Gold for December delivery on the Comex division of the New York Mercantile Exchange rose 0.11 to $1,351.05 a troy ounce.
The world's second largest buyer of the precious metal behind India, China reported a trade balance surplus of $52.05 billion, narrower than the $58.00 billion seen for August with exports down 2.8%, less than the 4.0% decline seen year-on-year, and imports up 1.5%, beating an expected 4.9% drop and making the first gain in 22 months as global commodity prices show signs of a rebound.

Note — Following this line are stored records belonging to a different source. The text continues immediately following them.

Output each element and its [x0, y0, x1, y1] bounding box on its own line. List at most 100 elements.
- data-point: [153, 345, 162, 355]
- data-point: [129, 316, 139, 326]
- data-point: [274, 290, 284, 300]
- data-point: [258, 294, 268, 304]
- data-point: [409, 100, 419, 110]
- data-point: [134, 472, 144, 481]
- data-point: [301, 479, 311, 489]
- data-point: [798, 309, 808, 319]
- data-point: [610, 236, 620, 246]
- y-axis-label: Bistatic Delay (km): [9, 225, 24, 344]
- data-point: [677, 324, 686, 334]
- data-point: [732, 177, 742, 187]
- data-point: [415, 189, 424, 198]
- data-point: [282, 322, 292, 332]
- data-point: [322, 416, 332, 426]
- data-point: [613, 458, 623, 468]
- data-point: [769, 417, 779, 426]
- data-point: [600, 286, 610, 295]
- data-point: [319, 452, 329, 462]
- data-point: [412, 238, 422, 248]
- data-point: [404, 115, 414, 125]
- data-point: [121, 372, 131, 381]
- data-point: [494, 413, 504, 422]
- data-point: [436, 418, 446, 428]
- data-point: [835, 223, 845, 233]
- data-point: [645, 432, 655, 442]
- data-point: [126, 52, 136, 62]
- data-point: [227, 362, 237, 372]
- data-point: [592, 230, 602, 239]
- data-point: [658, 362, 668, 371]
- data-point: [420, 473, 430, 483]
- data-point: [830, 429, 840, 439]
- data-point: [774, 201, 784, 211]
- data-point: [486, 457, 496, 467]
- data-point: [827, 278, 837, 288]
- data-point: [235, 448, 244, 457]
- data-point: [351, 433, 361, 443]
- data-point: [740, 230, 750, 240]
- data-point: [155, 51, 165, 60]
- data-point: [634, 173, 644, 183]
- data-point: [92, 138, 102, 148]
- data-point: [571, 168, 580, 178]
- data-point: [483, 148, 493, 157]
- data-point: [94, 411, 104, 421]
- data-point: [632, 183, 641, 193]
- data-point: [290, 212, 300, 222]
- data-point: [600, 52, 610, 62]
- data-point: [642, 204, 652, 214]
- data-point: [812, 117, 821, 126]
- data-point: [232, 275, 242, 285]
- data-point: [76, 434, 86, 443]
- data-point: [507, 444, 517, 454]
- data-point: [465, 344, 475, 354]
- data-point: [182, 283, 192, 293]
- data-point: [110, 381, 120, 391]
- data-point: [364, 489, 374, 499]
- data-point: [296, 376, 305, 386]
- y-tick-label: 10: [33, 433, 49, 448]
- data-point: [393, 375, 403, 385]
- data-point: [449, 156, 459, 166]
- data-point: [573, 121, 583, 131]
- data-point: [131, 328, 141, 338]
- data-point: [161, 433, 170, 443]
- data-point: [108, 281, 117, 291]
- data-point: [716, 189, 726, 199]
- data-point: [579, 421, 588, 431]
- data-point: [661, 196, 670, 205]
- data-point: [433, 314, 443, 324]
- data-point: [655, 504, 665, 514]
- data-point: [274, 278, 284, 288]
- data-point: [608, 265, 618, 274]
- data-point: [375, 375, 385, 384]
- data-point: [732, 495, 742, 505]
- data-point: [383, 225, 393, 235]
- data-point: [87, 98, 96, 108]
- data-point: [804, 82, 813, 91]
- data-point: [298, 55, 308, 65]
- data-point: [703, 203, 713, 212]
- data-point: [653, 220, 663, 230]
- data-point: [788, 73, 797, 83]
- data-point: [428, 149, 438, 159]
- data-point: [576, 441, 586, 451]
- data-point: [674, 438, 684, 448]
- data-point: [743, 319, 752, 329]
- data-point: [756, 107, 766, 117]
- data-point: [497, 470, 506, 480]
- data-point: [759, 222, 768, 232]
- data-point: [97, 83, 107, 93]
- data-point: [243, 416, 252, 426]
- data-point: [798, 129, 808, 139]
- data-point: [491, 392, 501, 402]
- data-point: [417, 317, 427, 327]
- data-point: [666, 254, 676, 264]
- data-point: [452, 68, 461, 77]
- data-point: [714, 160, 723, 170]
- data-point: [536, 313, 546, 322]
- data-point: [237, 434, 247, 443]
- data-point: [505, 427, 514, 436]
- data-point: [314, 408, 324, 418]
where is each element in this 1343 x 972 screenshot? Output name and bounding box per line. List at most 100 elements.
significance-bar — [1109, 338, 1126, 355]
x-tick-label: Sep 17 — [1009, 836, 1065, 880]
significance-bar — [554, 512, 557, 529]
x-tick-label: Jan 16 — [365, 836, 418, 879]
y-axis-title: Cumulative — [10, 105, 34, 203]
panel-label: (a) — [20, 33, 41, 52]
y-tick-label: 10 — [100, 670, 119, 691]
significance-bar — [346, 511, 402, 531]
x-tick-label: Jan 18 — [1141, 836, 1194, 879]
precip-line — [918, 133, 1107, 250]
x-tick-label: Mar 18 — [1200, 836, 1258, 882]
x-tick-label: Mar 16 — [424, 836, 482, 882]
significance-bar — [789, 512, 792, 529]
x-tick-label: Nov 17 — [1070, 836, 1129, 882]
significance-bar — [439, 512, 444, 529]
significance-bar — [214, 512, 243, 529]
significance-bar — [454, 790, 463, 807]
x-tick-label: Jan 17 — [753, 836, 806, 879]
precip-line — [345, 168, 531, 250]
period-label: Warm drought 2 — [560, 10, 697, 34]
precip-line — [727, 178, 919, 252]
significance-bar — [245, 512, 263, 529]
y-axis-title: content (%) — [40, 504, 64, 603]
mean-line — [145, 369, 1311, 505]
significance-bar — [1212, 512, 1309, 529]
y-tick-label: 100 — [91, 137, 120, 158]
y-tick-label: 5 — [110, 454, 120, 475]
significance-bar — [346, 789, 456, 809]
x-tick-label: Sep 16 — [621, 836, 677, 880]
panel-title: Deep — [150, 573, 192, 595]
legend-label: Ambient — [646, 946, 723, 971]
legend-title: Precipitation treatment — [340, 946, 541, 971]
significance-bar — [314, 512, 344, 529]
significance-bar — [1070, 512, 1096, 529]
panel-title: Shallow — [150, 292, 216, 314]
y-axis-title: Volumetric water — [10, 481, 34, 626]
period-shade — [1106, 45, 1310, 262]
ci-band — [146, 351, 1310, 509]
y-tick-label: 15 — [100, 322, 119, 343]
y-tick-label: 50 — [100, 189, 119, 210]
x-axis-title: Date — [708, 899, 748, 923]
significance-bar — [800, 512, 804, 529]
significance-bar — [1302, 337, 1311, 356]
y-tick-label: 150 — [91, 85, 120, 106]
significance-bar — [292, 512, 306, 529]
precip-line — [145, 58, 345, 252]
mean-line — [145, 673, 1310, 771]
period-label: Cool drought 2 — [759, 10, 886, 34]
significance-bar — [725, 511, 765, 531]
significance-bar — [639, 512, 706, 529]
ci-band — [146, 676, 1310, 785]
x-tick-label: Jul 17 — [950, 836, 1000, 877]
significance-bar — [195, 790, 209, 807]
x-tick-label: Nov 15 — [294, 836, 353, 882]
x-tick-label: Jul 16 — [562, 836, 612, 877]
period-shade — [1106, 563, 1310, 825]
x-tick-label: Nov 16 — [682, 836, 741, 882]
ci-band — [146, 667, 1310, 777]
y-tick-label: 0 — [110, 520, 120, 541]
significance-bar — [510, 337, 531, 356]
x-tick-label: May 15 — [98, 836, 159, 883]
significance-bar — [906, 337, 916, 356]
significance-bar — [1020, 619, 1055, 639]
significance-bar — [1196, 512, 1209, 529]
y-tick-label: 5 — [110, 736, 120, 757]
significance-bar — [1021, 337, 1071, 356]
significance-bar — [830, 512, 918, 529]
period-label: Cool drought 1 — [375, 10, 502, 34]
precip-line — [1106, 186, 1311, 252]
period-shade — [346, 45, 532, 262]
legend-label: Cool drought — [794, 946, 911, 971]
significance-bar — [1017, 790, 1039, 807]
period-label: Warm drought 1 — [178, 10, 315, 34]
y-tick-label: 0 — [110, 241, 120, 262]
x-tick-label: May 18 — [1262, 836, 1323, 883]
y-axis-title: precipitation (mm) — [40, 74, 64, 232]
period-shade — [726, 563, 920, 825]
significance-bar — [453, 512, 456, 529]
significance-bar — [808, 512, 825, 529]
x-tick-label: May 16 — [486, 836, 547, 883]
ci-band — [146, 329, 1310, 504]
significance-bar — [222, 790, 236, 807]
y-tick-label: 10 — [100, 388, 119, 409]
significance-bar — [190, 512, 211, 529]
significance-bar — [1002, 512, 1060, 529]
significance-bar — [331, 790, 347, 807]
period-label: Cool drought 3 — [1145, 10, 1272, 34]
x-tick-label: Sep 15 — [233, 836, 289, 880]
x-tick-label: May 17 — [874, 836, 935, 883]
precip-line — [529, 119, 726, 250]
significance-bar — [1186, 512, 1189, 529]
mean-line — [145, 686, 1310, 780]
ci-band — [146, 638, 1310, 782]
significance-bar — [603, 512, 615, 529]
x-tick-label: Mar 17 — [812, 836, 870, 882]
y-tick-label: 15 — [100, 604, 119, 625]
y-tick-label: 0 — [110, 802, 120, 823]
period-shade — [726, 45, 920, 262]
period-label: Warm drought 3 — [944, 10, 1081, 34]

Overnight, gold prices were little changed near a three-week high in North American trade on Wednesday, as investors focused on the next set of U.S. data and Fed speakers for further guidance on the timing of the next interest rate hike.
Job openings reached 5.871 million in July, a bit higher than the 5.58 million expected.
The Institute of Supply Management (ISM) said its non-manufacturing purchasing manager's index fell from 55.5 in July to 51.4 in August, its weakest level since February 2010.
That followed last week's lackluster U.S. employment report as well as the ISM's manufacturing survey, which showed a shocking contraction in activity.
The recent string of disappointing data all but quashed talk of a near-term rate hike from the Fed. According to Investing.com's Fed Rate Monitor Tool, investors are pricing in a 15% chance of a rate hike at the Fed's September 20-21 meeting.
Gold is sensitive to moves in U.S. rates. A gradual path to higher rates is seen as less of a threat to gold prices than a swift series of increases.